In Islington for the last few years, we have been trying to change the way that our whole workforce delivers care, by ensuring that we commission services which support and promote a more personalised and collaborative interaction with our residents who are using the health and social care system.

The change is not an easy one and involves that heart sink phrase: “culture change”. As commissioners we tend to over use the phrase and it loses some of its weight. It is important constantly to remind ourselves that changing the way people work and interact with others is extremely difficult and can be the cause of a great deal of anxiety on both sides of the interaction.

In Islington we believe that it is not unreasonable to expect residents to take on some of the responsibility themselves and to work with their care professionals to take control of their own wellbeing. In order to take that opportunity, they must be provided with the education, support and the tools to take on the shared responsibility.

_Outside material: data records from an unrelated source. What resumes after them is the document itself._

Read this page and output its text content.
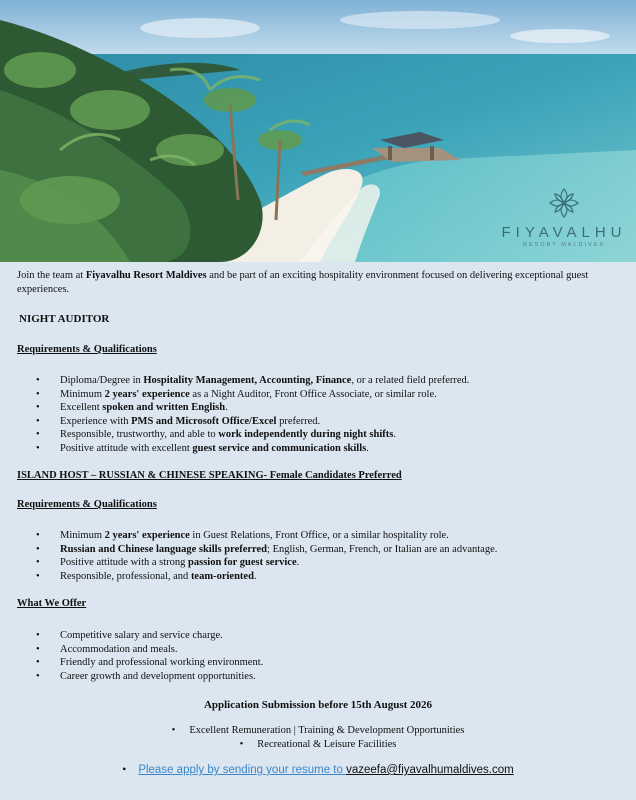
FIYAVALHU
RESORT MALDIVES

Join the team at Fiyavalhu Resort Maldives and be part of an exciting hospitality environment focused on delivering exceptional guest experiences.

NIGHT AUDITOR
Requirements & Qualifications
• Diploma/Degree in Hospitality Management, Accounting, Finance, or a related field preferred.
• Minimum 2 years' experience as a Night Auditor, Front Office Associate, or similar role.
• Excellent spoken and written English.
• Experience with PMS and Microsoft Office/Excel preferred.
• Responsible, trustworthy, and able to work independently during night shifts.
• Positive attitude with excellent guest service and communication skills.
ISLAND HOST – RUSSIAN & CHINESE SPEAKING- Female Candidates Preferred
Requirements & Qualifications
• Minimum 2 years' experience in Guest Relations, Front Office, or a similar hospitality role.
• Russian and Chinese language skills preferred; English, German, French, or Italian are an advantage.
• Positive attitude with a strong passion for guest service.
• Responsible, professional, and team-oriented.
What We Offer
• Competitive salary and service charge.
• Accommodation and meals.
• Friendly and professional working environment.
• Career growth and development opportunities.
Application Submission before 15th August 2026
• Excellent Remuneration | Training & Development Opportunities
• Recreational & Leisure Facilities
• Please apply by sending your resume to vazeefa@fiyavalhumaldives.com
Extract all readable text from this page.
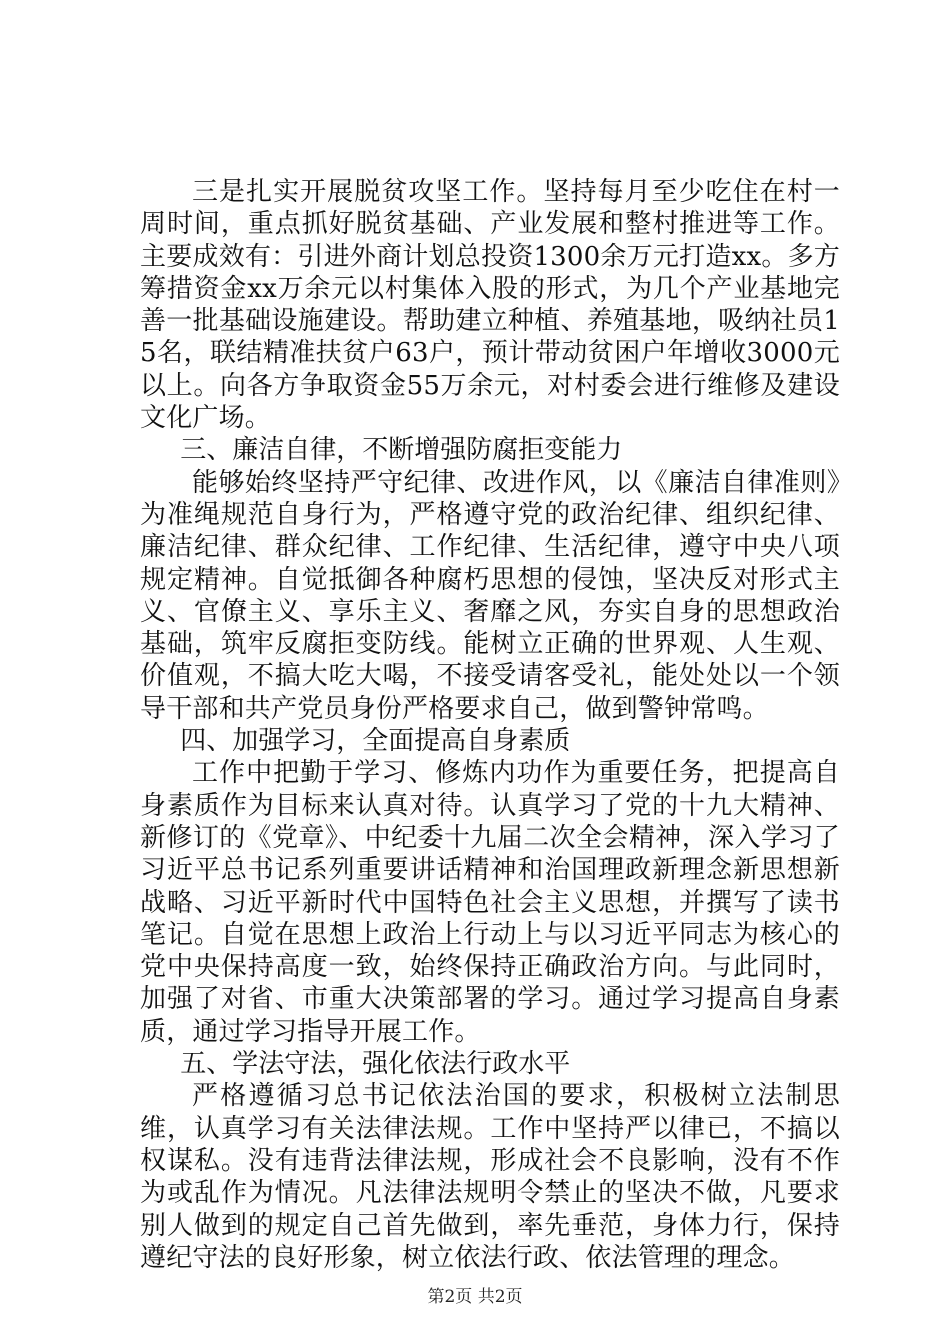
三是扎实开展脱贫攻坚工作。坚持每月至少吃住在村一周时间，重点抓好脱贫基础、产业发展和整村推进等工作。主要成效有：引进外商计划总投资1300余万元打造xx。多方筹措资金xx万余元以村集体入股的形式，为几个产业基地完善一批基础设施建设。帮助建立种植、养殖基地，吸纳社员15名，联结精准扶贫户63户，预计带动贫困户年增收3000元以上。向各方争取资金55万余元，对村委会进行维修及建设文化广场。

三、廉洁自律，不断增强防腐拒变能力

能够始终坚持严守纪律、改进作风，以《廉洁自律准则》为准绳规范自身行为，严格遵守党的政治纪律、组织纪律、廉洁纪律、群众纪律、工作纪律、生活纪律，遵守中央八项规定精神。自觉抵御各种腐朽思想的侵蚀，坚决反对形式主义、官僚主义、享乐主义、奢靡之风，夯实自身的思想政治基础，筑牢反腐拒变防线。能树立正确的世界观、人生观、价值观，不搞大吃大喝，不接受请客受礼，能处处以一个领导干部和共产党员身份严格要求自己，做到警钟常鸣。

四、加强学习，全面提高自身素质

工作中把勤于学习、修炼内功作为重要任务，把提高自身素质作为目标来认真对待。认真学习了党的十九大精神、新修订的《党章》、中纪委十九届二次全会精神，深入学习了习近平总书记系列重要讲话精神和治国理政新理念新思想新战略、习近平新时代中国特色社会主义思想，并撰写了读书笔记。自觉在思想上政治上行动上与以习近平同志为核心的党中央保持高度一致，始终保持正确政治方向。与此同时，加强了对省、市重大决策部署的学习。通过学习提高自身素质，通过学习指导开展工作。

五、学法守法，强化依法行政水平

严格遵循习总书记依法治国的要求，积极树立法制思维，认真学习有关法律法规。工作中坚持严以律已，不搞以权谋私。没有违背法律法规，形成社会不良影响，没有不作为或乱作为情况。凡法律法规明令禁止的坚决不做，凡要求别人做到的规定自己首先做到，率先垂范，身体力行，保持遵纪守法的良好形象，树立依法行政、依法管理的理念。

第2页 共2页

We acknowledge that this concept is new for both professionals and the population itself, so expecting a whole workforce to move away from the paternalistic approach to healthcare and treat patients as experts in their own care can be unnerving to say the very least.

If this change is to happen the whole system needs to be committed to the approach and the people who will drive the change are the commissioners. No single method is correct but it must also be recognised that no single method will ever be enough. At Islington CCG, we like to refer to ourselves as a “patient centred care organisation”. This may be wishful thinking but I believe we are a little further down the road towards this goal than many other organisations.

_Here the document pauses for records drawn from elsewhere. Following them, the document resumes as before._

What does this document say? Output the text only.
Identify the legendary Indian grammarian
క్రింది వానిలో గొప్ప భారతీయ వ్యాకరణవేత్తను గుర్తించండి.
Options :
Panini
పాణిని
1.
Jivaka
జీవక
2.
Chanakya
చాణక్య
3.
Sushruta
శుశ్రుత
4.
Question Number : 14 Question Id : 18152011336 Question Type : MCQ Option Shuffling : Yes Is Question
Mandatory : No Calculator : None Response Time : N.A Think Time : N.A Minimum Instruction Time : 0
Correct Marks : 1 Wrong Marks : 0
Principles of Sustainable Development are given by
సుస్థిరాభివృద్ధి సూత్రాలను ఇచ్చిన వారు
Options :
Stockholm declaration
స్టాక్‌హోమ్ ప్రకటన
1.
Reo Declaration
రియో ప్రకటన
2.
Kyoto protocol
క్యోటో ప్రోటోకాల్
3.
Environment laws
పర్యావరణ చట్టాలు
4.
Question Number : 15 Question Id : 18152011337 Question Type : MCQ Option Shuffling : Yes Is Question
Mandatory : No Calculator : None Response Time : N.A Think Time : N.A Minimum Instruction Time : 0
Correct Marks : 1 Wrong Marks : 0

The most important thing for us has been a commitment from the top in the CCG and the Council and we are lucky enough to have some extremely charismatic and committed leaders, both at a clinical and commissioning level. Make no mistake this is crucial to any shift in attitude and needs to be in place before you can start to drive the change from the bottom up. Professionals need to be secure in the knowledge that they have the approval from above in order to start changing the culture on the ground and to be confident that this is a strategic approach.

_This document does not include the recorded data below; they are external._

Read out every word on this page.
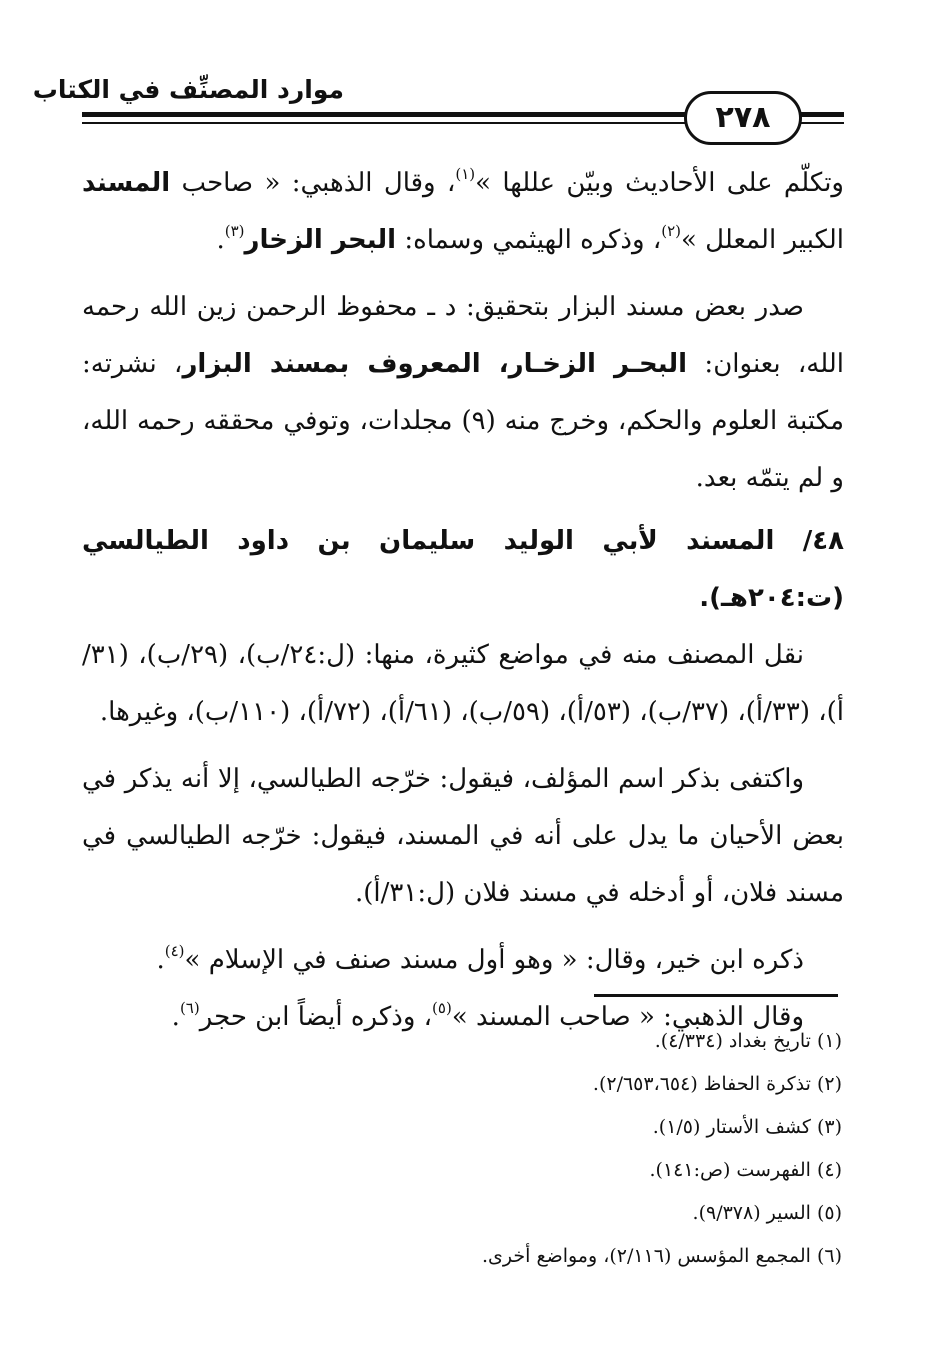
موارد المصنِّف في الكتاب
٢٧٨

وتكلّم على الأحاديث وبيّن عللها »$^{(١)}$، وقال الذهبي: « صاحب المسند الكبير المعلل »$^{(٢)}$، وذكره الهيثمي وسماه: البحر الزخار$^{(٣)}$.

صدر بعض مسند البزار بتحقيق: د ـ محفوظ الرحمن زين الله رحمه الله، بعنوان: البحـر الزخـار، المعروف بمسند البزار، نشرته: مكتبة العلوم والحكم، وخرج منه (٩) مجلدات، وتوفي محققه رحمه الله، و لم يتمّه بعد.

٤٨/ المسند لأبي الوليد سليمان بن داود الطيالسي (ت:٢٠٤هـ).

نقل المصنف منه في مواضع كثيرة، منها: (ل:٢٤/ب)، (٢٩/ب)، (٣١/أ)، (٣٣/أ)، (٣٧/ب)، (٥٣/أ)، (٥٩/ب)، (٦١/أ)، (٧٢/أ)، (١١٠/ب)، وغيرها.

واكتفى بذكر اسم المؤلف، فيقول: خرّجه الطيالسي، إلا أنه يذكر في بعض الأحيان ما يدل على أنه في المسند، فيقول: خرّجه الطيالسي في مسند فلان، أو أدخله في مسند فلان (ل:٣١/أ).

ذكره ابن خير، وقال: « وهو أول مسند صنف في الإسلام »$^{(٤)}$.

وقال الذهبي: « صاحب المسند »$^{(٥)}$، وذكره أيضاً ابن حجر$^{(٦)}$.

(١) تاريخ بغداد (٤/٣٣٤).
(٢) تذكرة الحفاظ (٢/٦٥٣،٦٥٤).
(٣) كشف الأستار (١/٥).
(٤) الفهرست (ص:١٤١).
(٥) السير (٩/٣٧٨).
(٦) المجمع المؤسس (٢/١١٦)، ومواضع أخرى.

Once the commitment is in place from people who are passionate about care and support planning you have won the first battle, though the way ahead will undoubtedly present further skirmishes. Our commissioning approach to embedding person centred care in Islington is basically not to concentrate it on a single area but to try and make it business as usual across the whole health and social care setting. We have a range of initiatives which we are using to influence professionals across the whole system. As long as the people who implement the changes at the coal face can witness the improvements to patient care, patient well-being and their own job satisfaction, it doesn’t matter that there is no single implementation process. In fact if change is coming from all angles then that is a signal that you are getting it right and that the message is being broadcast and received across the whole landscape.

There are naysayers who will complain that there isn’t sufficient evidence to show that it works, but honestly, there is actually a lot of evidence out there and even in situations where it is thin, there has to be a point when you turn and say, “It’s just common sense to treat people as grown-ups and as experts of their own health conditions”. We just need to learn to step back from our compulsion to do things for people and start to work with them instead.